Pelas reacções apresentadas verifica-se que a relação entre a concentração do ião amónio e a amónia depende do pH (Liu e Sung, 2002), logo também no caso da amónia o pH influencia o limiar de inibição, assim como, a solubilidade e a temperatura. Tal como nos AOV é a espécie não ionizada (NH3) a tóxica (Mata-Alvarez, 2002a). Angelidaki et al. (2005)

obtiveram uma relação entre a concentração de amónia e a concentração de AOV, pelo que, concentrações de amónia a partir de 4 000 mgN.L-1 implicam o aumento dos AOV,

diminuindo assim a eficiência da degradação dos substratos. No entanto, Callaghan et al. (2002), em testes de co-digestão, verificaram que para uma concentração de amónia livre superior a 100 mg.L-1 existia inibição. Nos estudos realizados por Liu e Sung (2002),

verificou-se que a aclimatização da biomassa, em reactores de mistura completa e em condições termófilas, reduzia o efeito de inibição, tendo-se deste modo obtido uma concentração de amónia total (NH3 + NH4+) letal de aproximadamente 10 000 mg.L-1.

Para além da amónia também os sulfuretos podem inibir o processo anaeróbio. Apesar de os sulfuretos serem essenciais para a síntese celular das bactérias metanogénicas, pois fornecem a fonte de enxofre, em concentrações superiores podem tornar-se tóxicos, dependendo do pH do meio. No caso do sulfureto de hidrogénio o limiar de toxicidade está entre 100-150 mg.L-1 (Koster et al., 1986).

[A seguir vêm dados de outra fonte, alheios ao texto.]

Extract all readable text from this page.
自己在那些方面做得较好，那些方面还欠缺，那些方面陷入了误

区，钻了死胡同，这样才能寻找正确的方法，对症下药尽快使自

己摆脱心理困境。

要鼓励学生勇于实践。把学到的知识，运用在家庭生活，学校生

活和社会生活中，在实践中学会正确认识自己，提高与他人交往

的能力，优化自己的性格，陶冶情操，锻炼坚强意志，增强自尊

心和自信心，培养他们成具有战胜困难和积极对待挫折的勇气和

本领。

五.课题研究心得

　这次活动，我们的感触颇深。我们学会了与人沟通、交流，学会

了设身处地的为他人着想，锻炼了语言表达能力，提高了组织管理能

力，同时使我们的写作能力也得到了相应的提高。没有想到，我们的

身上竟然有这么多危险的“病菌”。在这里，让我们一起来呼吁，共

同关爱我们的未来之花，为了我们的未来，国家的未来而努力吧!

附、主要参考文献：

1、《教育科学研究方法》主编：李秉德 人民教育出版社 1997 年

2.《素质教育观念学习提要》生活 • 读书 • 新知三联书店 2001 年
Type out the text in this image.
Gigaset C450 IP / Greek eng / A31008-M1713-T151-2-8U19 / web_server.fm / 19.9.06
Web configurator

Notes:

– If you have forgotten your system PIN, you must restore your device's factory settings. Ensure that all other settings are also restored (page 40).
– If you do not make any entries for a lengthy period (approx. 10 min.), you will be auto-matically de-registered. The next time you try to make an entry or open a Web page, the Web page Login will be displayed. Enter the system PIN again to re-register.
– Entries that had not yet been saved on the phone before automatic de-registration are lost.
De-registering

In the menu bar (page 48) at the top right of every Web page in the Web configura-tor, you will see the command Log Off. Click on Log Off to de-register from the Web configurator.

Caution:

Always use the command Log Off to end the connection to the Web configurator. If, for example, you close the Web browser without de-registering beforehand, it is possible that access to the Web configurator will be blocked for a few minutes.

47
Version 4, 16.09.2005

Mata-Alvarez (2002a) refere que a literatura apresenta limiares para o sulfureto de hidrogénio que vão desde 200 a 1500 mg.L-1, dependendo das condições do meio,

nomeadamente pH, alcalinidade e adaptação bacteriana.

Os iões metálicos podem actuar como estimulantes ou inibidores do processo anaeróbio, como valores de referência pode mencionar-se que concentrações acima de 1 mg.L-1 para

os metais pesados e 5-8 mg.L-1 para os metais do Grupo II podem ser tóxicos, tendo em

atenção que estes valores estão dependentes dos factores ambientais (EPA, 1974).